Historic Field, Challenging Course
Today’s field was by far the biggest ever in Marathon Trials history, including 510 women qualifiers and 261 men qualifiers. Four years ago in 2016, with essentially the same qualifying times, the equivalent numbers were 246 and 211. (The women’s qualifying standard was easier than the men’s; the standards are established by separate committees from USA Track & Field.)
In an unprecedented show of support, the Atlanta Track Club’s bid included travel and lodging costs for all qualifiers, and not just the top-rank “A” qualifiers as in previous Trials.
The first Men’s Trials were held in 1968 in Alamosa, CO. The first Women’s Trials took place in Olympia, WA, in 1984. The course records for Trials races are Ryan Hall’s 2:09:02, established in the 2008 Trials, and Shalane Flanagan’s 2:25:38, which she recorded in Houston in 2012.
The Atlanta marathon course is the most challenging ever seen in a Trials marathon, with almost constant undulations of the type that eventually produced significant wear-and-tear on a runner’s body, especially the hips and knees. The 3-lap Atlanta course included 1389 feet of uphill climbing and 1382 feet of downhills, for a net start-to-finish gain of seven feet.
The course started and finished at Centennial Olympic Park near the College Football Hall of Fame, the Georgia Aquarium, and the SkyView ferris wheel. It ran up and down Atlanta’s famed Peachtree Street, passing the Margaret Mitchell House (author of “Gone With The Wind”). The course also toured the city’s fourth ward, which includes the Martin Luther King National Historic Park, with both the birthplace and burial site of the famed civil rights leader.
The Men’s and Women’s Olympic Marathons will be held August 8 and 9 in Sapporo, Japan, 500 miles north of Tokyo. They were moved from Tokyo amidst fears that the Tokyo heat and humidity could affect runners’ health.
Two previous Trials winners have gone on to win gold in the Olympic Marathon: Frank Shorter in 1972, and Joan Benoit in 1984. Two second-place Trials finishers have also won Olympic medals. In 2004, both Meb Keflezighi and Deena Kastor placed second in the Trials ahead of their silver- and bronze-medal performances in the Athens Olympic Marathon.

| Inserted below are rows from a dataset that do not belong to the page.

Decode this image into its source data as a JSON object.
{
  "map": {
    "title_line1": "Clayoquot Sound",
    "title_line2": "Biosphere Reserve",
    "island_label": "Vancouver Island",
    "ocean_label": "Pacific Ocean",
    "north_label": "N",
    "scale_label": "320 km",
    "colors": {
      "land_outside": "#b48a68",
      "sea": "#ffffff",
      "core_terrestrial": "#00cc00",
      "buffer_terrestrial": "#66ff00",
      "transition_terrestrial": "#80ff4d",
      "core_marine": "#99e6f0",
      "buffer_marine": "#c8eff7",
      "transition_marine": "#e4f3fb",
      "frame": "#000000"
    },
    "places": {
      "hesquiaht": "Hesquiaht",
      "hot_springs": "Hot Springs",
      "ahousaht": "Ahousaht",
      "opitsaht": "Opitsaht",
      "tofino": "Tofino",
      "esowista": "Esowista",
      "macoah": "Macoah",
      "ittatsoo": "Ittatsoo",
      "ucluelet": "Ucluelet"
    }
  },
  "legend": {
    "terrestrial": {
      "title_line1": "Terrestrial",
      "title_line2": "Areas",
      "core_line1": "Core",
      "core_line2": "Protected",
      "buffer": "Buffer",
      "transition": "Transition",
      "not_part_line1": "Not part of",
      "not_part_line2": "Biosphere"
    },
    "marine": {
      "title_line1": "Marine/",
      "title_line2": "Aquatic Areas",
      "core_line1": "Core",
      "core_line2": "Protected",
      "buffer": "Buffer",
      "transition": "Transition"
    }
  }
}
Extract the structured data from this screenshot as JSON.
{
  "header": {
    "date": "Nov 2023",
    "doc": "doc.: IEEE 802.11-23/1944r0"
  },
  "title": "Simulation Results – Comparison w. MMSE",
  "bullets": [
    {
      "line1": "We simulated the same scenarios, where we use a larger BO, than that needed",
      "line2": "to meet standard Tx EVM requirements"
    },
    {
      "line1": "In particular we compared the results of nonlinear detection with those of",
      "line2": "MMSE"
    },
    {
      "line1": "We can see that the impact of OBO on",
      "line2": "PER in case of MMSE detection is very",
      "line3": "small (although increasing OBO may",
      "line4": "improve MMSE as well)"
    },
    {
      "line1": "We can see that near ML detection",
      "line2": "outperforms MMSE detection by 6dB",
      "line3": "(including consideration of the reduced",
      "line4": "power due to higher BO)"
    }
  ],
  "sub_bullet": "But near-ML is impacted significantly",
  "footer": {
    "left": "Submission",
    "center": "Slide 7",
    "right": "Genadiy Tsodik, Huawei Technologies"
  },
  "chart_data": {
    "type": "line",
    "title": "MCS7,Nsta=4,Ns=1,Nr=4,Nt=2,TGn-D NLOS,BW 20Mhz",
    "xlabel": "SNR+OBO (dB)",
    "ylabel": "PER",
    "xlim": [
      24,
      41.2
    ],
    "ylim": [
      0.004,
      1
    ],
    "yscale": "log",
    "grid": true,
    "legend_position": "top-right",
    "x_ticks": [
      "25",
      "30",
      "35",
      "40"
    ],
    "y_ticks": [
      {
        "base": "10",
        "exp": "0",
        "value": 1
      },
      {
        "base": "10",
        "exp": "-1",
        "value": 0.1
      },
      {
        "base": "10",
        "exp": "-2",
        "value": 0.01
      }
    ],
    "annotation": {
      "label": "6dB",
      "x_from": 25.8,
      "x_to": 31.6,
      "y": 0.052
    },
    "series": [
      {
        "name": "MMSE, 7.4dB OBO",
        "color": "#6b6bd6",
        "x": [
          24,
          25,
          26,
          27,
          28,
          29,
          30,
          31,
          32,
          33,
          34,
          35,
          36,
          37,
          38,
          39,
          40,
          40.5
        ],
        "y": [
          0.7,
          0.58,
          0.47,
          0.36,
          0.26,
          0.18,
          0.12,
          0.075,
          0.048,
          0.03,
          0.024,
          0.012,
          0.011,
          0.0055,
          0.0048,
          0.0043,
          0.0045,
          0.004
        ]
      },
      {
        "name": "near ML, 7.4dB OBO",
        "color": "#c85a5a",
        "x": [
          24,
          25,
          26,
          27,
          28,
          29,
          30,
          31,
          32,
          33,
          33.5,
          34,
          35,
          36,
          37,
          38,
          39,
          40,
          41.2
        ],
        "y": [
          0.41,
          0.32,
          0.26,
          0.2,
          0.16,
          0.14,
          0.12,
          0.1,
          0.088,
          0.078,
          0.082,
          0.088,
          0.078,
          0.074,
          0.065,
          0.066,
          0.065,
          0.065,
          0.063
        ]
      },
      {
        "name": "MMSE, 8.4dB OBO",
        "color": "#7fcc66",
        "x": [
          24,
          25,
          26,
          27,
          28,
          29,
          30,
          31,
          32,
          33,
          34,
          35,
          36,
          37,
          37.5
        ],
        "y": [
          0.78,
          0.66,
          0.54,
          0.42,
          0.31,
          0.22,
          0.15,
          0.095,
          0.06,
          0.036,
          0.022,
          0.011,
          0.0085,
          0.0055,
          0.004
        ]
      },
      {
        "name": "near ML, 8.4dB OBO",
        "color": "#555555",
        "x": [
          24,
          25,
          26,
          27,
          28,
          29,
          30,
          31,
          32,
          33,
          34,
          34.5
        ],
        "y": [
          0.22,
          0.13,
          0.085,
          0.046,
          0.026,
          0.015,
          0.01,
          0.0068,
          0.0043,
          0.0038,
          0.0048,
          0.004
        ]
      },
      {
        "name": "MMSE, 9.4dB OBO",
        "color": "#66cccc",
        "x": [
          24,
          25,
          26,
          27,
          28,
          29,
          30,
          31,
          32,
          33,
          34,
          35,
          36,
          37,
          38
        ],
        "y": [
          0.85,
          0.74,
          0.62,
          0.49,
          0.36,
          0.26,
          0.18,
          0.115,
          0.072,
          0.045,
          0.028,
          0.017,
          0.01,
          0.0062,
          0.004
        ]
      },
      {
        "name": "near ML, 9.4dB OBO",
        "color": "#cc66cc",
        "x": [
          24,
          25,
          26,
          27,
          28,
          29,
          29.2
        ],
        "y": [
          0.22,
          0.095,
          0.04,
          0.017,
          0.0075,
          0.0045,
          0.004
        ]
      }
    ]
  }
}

The Olympic Marathon qualifying times for 2020 are 2:11:30 and 2:29:30. However, World Athletics named the Atlanta Trials a “Gold Label Race,” meaning that the first five finishers are automatically eligible to run the Olympic Marathon. This covers the possibility that one of the top-three runners from today could get sick or injured in coming months, and need to be replaced by an alternate American.
Today’s Trials race included an impressive range of ages among qualified marathoners. The youngest runner was 16-year-old Tierney Wolfgram from Woodbury, MN; the oldest, 48-year old Perry Reeves Shoemaker from Vienna, VA. The youngest and oldest male runners were Sean O’Connor, 22, from West Hartford, CT and Bernard Lagat, 45, from Tucson, AZ. Lagat has competed in every Olympics from 2000 onward, making him the most decorated athlete in the field. An impressive 35 women in today’s race were over age 40. Four of the men were older than 40.